Ironically, Shultz and Weinberger were allies in opposing the Iran-Contra covert operations engineered by DCI William Casey, NSC Adviser John Poindexter, former NSC adviser Robert McFarlane and Colonel Oliver North. Despite his opposition to the Iran-Contra affair, Weinberger was prosecuted by Special Counsel Lawrence Walsh – a legal move regarded by most Republicans as vindictive and groundless – and ultimately was pardoned by the first President Bush.

Weinberger, despite his advocacy of robust American defense budgets, was exceptionally cautious about the use of military force and promoted the ” Weinberger Doctrine” now better known as the ” Powell Doctrine” that put fairly strict and clear tests for potential American intervention. He initially opposed both the multinational intervention in Lebanon as well as the invasion of Grenada before joining the administration consensus.

Rest in peace, Mr. Secretary.

Tuesday, March 28th, 2006


Andrew Card, longtime Bush Chief of Staff, has been forced to resign and is being replaced by OMB Director Joshua B. Bolten.
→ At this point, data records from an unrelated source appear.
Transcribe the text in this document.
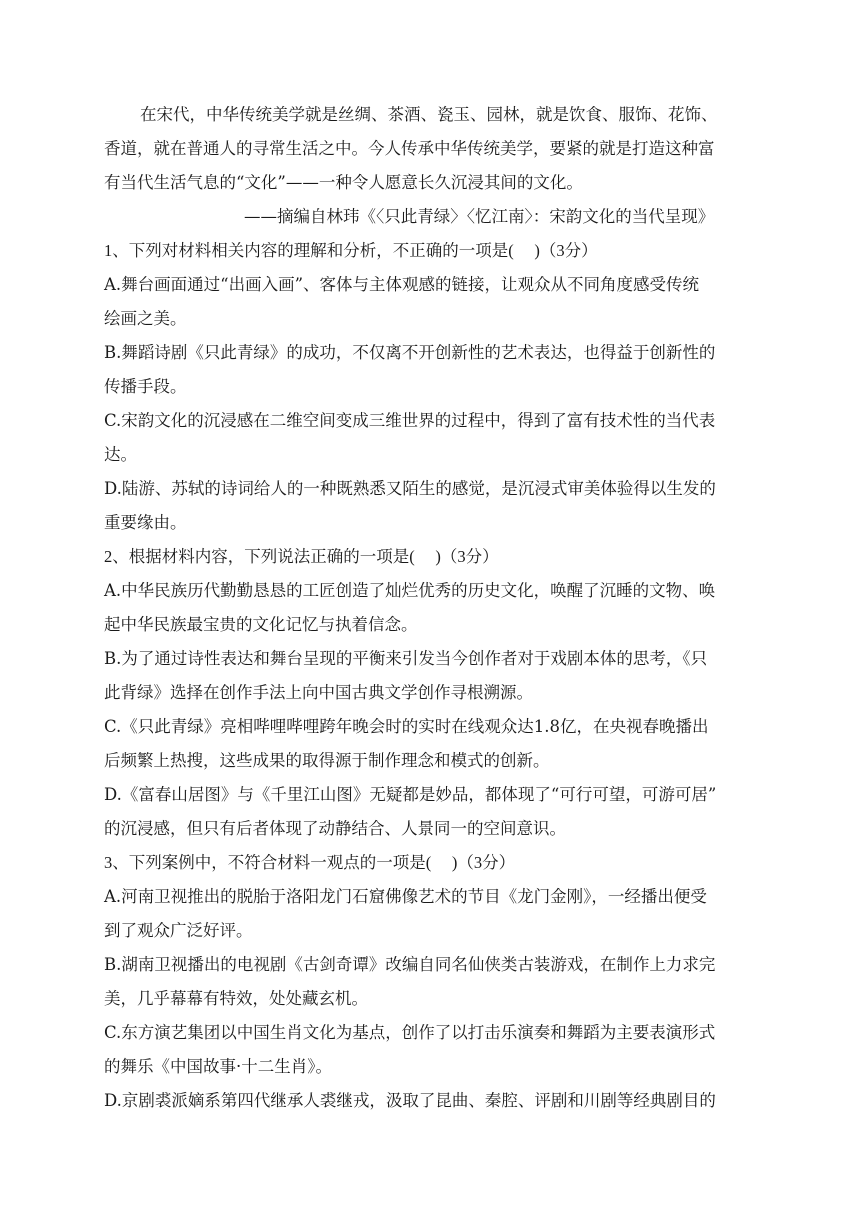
在宋代，中华传统美学就是丝绸、茶酒、瓷玉、园林，就是饮食、服饰、花饰、
香道，就在普通人的寻常生活之中。今人传承中华传统美学，要紧的就是打造这种富
有当代生活气息的“文化”——一种令人愿意长久沉浸其间的文化。
——摘编自林玮《〈只此青绿〉〈忆江南〉：宋韵文化的当代呈现》
1、下列对材料相关内容的理解和分析，不正确的一项是(　 )（3分）
A.舞台画面通过“出画入画”、客体与主体观感的链接，让观众从不同角度感受传统
绘画之美。
B.舞蹈诗剧《只此青绿》的成功，不仅离不开创新性的艺术表达，也得益于创新性的
传播手段。
C.宋韵文化的沉浸感在二维空间变成三维世界的过程中，得到了富有技术性的当代表
达。
D.陆游、苏轼的诗词给人的一种既熟悉又陌生的感觉，是沉浸式审美体验得以生发的
重要缘由。
2、根据材料内容，下列说法正确的一项是(　 )（3分）
A.中华民族历代勤勤恳恳的工匠创造了灿烂优秀的历史文化，唤醒了沉睡的文物、唤
起中华民族最宝贵的文化记忆与执着信念。
B.为了通过诗性表达和舞台呈现的平衡来引发当今创作者对于戏剧本体的思考，《只
此背绿》选择在创作手法上向中国古典文学创作寻根溯源。
C.《只此青绿》亮相哔哩哔哩跨年晚会时的实时在线观众达1.8亿，在央视春晚播出
后频繁上热搜，这些成果的取得源于制作理念和模式的创新。
D.《富春山居图》与《千里江山图》无疑都是妙品，都体现了“可行可望，可游可居”
的沉浸感，但只有后者体现了动静结合、人景同一的空间意识。
3、下列案例中，不符合材料一观点的一项是(　 )（3分）
A.河南卫视推出的脱胎于洛阳龙门石窟佛像艺术的节目《龙门金刚》，一经播出便受
到了观众广泛好评。
B.湖南卫视播出的电视剧《古剑奇谭》改编自同名仙侠类古装游戏，在制作上力求完
美，几乎幕幕有特效，处处藏玄机。
C.东方演艺集团以中国生肖文化为基点，创作了以打击乐演奏和舞蹈为主要表演形式
的舞乐《中国故事·十二生肖》。
D.京剧裘派嫡系第四代继承人裘继戎，汲取了昆曲、秦腔、评剧和川剧等经典剧目的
If conservatives, Republicans and the nation at large are lucky, this move will only be the first of an injection of new blood for the Bush administration.

The resignation was hailed at the big pro- Bush blog RedState, which gets things completely wrong because everything there is viewed through the prism of short-term movement and partisan politics ( Hat Tip: Memeorandum)

“Andy Card has served the President well for more than five years. We cannot, however, say that he has served conservatives or the Republican party well. He is, among other things, fingered as the man behind the Harriet Miers nomination that caused a fracture in the base and emboldened conservatives to fight the President. He also deserves some blame for the mishandling of the Dubai Ports Deal. “

Well, yes. By the same token Card has been part of everything that has gone right with the Bush administration as well. He has been not only Bush’s Chief of Staff and doorkeeper but virtually his shadow since taking office. Card’s involvement in the White House decision-making process was integral even by the historical standards of chiefs of staff, so his legacy cannot be relegated to the outcome of one or two issues.

Andrew Card had to go because when an administration hits the skids – as nearly all of them do in the second term – in our system the president cannot resign but his designated ” prime minister” must and usually this is all to the good. Sherman Adams, H.R. Haldeman, Don Regan, John Sununu and Mack McLarty all had to leave at a time when their president was under fire. Card has served longer than any of them except Sherman Adams and the effects of the grueling treadmill of a White House schedule take their toll. Creativity, energy and political judgment are sapped as crisis management stress, groupthink and isolation desensitizes and distorst the perceptions of even extraordinairly adept politicians.

Bolten does not need to do a purge or a complete housecleaning but new blood, new ideas and new perspectives are badly needed in the White House. Relationships need to be strategically rebuilt with Congress, the press and the American people so the Bush administration can catch a second wind.

The nation is at war. We cannot afford years of drift.